There was a moment during the Senate House Revealed: Talking Underground event when the audience was asked ‘how many of you consider yourselves urban explorers?’ Around five people put their hands up. It was suggested that we can all be urban explorers and a connection was drawn to tourists navigating their way through unfamiliar cities. I tramp London’s streets with a curiosity for the urban environment, but my hand stayed down: to call myself an urban explorer I need to transgress or at the very least regularly visit places that are empty and unusual.

As a child, I lived in rural Northamptonshire. A gang of us explored abandoned cottages, snuck through hedges into neighbours’ gardens and once broke into a disused abattoir – where we were caught (‘get out of here, I know your parents’). I lost my nerve after that. I am no longer confident that I will ‘get away with it’ and I perceive a more heightened risk now that I am an adult and legally responsible for my actions. I am unconfident about performing transgressive urban exploration.

Office

I am curious about the entry points into urban exploration, the biographies of introduction – how did you get involved? Conventional ‘adventure’ experiences can be bought online, but somehow I doubt that there is a Groupon voucher for the urbex gateway experience for the uninitiated or an urbex field school (“book here for soft forays, all fully insured”).
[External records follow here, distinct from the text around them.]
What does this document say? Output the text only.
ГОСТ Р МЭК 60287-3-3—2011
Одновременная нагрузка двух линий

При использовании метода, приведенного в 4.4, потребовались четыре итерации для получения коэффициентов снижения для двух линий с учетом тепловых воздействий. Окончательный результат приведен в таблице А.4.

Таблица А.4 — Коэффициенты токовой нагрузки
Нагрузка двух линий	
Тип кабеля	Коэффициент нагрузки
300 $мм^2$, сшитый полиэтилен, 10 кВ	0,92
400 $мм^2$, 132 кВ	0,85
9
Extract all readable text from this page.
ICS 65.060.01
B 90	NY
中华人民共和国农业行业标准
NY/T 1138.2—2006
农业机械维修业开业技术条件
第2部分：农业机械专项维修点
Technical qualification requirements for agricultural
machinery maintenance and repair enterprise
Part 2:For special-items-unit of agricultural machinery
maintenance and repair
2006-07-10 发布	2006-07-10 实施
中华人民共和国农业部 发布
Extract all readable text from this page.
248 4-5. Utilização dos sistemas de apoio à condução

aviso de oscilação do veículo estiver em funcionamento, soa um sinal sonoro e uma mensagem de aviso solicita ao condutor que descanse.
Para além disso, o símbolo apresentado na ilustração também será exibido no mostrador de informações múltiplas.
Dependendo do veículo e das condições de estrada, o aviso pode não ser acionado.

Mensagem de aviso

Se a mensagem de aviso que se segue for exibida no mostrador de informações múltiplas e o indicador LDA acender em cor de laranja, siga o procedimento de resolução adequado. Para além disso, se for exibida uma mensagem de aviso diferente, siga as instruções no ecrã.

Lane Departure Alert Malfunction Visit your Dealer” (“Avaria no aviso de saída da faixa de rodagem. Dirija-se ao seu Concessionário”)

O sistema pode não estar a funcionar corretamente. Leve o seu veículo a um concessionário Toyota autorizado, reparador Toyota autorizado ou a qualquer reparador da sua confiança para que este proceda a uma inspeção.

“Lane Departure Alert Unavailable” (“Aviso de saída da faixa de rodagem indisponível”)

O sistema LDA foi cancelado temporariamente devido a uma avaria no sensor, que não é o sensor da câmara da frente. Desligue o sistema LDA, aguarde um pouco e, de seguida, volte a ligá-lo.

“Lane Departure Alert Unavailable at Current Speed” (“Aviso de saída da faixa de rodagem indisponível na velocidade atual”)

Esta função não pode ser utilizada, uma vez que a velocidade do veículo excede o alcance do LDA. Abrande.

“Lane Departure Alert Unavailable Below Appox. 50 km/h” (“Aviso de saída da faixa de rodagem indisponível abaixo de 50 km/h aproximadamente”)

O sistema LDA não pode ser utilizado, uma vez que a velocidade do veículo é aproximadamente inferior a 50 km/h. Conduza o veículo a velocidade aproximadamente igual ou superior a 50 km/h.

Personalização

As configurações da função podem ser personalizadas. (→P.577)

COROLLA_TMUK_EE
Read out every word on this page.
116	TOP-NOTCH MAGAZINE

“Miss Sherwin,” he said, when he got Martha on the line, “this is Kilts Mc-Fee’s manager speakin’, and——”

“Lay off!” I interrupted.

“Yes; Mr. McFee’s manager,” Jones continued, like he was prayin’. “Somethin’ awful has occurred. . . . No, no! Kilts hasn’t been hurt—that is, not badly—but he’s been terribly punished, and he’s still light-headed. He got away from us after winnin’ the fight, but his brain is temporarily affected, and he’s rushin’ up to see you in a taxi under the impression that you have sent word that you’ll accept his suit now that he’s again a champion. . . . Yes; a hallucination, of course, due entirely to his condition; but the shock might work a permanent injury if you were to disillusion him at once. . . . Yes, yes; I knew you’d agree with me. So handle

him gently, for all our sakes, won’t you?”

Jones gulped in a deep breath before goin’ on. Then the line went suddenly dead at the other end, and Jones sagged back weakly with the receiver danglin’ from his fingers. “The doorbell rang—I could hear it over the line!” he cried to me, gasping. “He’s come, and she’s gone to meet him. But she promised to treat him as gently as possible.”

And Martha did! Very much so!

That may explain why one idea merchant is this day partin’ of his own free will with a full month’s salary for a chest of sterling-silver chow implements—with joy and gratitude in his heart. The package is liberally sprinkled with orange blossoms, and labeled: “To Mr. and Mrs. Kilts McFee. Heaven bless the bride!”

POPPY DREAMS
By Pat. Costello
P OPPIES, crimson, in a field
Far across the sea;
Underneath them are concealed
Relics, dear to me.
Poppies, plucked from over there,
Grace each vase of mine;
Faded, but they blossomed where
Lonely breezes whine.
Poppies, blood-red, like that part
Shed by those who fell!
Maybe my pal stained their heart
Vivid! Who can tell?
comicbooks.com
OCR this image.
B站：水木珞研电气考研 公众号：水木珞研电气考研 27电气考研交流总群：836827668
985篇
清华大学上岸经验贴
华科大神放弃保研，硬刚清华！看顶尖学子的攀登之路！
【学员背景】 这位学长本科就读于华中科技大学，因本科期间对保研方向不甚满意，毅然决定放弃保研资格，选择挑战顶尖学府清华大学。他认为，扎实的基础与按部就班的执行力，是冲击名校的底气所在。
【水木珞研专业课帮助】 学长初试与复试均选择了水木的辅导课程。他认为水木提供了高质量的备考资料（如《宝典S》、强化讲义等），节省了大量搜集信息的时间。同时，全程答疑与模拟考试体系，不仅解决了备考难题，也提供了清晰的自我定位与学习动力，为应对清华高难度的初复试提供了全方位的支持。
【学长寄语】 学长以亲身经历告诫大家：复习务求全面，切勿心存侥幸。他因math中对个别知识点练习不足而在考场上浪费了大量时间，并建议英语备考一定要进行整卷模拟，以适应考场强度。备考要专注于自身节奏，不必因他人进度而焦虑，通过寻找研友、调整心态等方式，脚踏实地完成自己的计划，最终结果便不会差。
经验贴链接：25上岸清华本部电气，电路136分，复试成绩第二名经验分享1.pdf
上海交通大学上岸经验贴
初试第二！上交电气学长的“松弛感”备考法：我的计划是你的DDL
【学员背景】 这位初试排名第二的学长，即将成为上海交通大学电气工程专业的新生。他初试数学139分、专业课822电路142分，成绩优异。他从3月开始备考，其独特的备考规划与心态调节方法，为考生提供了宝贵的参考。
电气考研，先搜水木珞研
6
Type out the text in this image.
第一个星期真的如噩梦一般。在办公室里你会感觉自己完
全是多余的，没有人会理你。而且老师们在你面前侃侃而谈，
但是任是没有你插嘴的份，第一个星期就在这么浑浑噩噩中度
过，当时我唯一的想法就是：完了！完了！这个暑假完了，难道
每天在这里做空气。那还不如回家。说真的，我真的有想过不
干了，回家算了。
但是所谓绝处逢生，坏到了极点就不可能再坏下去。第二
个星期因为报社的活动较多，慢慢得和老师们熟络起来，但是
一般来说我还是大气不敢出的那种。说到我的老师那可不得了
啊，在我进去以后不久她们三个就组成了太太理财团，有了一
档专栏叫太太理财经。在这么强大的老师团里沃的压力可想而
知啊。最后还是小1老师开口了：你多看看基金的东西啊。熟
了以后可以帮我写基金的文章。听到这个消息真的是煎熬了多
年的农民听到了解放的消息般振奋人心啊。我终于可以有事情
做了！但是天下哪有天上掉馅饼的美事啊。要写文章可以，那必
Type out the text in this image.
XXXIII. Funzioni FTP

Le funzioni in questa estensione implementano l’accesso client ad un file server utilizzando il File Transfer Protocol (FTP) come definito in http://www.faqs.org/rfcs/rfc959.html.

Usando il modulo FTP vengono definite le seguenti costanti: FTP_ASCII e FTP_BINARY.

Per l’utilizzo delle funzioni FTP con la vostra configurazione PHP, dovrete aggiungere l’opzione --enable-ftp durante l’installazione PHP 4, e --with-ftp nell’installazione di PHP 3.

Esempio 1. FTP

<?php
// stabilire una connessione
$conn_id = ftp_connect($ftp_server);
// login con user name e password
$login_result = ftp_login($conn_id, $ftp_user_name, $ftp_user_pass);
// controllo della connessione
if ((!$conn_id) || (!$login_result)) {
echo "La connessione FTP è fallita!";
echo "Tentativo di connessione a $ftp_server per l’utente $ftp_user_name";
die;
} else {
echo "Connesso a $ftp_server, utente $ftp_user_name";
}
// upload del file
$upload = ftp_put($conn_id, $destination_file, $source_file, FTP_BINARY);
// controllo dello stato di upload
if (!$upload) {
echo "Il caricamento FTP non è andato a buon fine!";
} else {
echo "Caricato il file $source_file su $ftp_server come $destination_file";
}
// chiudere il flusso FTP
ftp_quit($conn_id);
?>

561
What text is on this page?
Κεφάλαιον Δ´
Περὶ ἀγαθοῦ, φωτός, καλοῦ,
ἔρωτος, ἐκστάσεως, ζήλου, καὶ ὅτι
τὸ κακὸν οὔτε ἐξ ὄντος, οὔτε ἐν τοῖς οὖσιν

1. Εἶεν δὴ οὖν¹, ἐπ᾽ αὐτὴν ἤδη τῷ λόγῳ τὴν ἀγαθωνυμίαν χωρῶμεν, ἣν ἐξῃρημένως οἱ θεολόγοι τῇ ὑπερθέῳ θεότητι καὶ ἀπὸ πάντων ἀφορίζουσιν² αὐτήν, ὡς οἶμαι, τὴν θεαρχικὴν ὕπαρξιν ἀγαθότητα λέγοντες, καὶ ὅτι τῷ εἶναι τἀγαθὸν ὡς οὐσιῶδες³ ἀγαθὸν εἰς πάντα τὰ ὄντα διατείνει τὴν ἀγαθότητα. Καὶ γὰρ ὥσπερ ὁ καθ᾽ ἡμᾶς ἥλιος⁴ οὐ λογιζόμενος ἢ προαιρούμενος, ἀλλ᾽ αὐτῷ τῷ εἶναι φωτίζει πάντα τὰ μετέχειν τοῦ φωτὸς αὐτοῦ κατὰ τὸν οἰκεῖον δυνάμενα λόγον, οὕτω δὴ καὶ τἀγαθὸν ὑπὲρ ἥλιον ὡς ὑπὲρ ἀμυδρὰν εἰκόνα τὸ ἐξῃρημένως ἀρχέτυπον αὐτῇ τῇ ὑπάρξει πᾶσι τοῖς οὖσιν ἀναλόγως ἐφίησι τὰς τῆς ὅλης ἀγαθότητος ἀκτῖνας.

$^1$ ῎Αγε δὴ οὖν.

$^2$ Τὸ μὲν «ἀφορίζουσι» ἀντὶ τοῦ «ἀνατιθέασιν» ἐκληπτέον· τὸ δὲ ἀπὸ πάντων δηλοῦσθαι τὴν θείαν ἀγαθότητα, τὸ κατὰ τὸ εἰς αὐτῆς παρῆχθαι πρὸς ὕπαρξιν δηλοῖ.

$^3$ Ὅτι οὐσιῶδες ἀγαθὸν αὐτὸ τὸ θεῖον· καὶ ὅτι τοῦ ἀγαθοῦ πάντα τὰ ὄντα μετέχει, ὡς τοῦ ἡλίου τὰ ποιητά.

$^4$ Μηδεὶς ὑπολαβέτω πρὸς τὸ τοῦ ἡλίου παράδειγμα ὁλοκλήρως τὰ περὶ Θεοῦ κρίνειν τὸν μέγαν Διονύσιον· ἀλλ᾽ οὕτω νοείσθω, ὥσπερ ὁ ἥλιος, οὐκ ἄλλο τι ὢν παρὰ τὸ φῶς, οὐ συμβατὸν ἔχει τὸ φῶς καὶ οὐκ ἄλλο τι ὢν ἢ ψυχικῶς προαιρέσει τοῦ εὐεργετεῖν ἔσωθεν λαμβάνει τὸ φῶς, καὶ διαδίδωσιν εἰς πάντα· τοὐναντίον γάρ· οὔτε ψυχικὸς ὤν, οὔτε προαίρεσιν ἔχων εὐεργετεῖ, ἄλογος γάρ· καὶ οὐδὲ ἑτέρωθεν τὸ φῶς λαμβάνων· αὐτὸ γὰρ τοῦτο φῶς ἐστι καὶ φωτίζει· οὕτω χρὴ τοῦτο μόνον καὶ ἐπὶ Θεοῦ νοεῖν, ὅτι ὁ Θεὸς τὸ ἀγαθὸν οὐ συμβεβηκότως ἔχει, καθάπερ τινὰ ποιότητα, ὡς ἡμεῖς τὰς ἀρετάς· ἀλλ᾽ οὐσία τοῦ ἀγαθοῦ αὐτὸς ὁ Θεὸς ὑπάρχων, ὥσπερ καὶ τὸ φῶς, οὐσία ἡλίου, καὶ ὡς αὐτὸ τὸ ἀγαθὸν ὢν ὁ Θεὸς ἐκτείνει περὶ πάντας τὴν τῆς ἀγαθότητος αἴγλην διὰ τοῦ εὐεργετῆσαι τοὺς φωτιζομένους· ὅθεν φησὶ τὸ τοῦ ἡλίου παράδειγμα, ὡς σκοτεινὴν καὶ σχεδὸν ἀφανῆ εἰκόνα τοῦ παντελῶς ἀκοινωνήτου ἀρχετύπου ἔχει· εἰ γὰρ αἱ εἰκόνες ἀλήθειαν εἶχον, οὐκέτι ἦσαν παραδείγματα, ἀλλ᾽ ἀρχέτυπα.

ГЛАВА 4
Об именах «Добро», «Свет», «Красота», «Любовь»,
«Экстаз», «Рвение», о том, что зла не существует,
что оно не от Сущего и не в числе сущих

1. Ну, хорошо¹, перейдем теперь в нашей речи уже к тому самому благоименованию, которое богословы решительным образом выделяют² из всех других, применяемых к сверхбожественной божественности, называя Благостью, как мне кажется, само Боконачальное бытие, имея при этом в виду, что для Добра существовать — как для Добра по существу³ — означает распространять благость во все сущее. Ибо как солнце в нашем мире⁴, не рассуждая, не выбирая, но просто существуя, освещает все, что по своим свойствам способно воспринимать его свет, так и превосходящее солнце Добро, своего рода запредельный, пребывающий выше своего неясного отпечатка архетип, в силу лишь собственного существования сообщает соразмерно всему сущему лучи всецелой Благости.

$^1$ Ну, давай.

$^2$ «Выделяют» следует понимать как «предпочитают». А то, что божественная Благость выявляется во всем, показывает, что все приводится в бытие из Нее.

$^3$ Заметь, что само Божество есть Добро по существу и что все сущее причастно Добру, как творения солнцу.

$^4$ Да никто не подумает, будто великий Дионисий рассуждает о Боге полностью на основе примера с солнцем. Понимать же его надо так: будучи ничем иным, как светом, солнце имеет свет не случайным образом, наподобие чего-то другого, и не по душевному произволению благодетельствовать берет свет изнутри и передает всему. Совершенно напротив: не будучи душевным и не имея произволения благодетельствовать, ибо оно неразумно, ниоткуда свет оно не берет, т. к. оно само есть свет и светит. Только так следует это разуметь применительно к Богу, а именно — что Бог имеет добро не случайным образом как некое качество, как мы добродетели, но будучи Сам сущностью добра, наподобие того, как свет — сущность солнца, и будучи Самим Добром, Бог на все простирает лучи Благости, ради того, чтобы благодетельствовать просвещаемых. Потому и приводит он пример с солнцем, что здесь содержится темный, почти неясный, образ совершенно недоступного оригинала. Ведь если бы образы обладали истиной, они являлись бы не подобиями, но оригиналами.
Without the opportunity to take part in a ‘gateway experience’ I sense an expectation that I should just go it alone. I live in a small town with negligible abandonment that is surrounded by military camps. I regularly hear explosions in the woods near my house. I pass a boarded up office building when I walk into town. I could walk around the back and see if there is a way in. But I know what a 1990s office interior looks like. So I line up excuses – military, guns, boring office spaces. The truth is that the burden to participate is on me (rather than the practice being exclusionary). The truth is that I choose not to walk around the back of the boarded up offices. To see what is there (‘Stay on the road. Keep off the moors. Beware the moon lads’).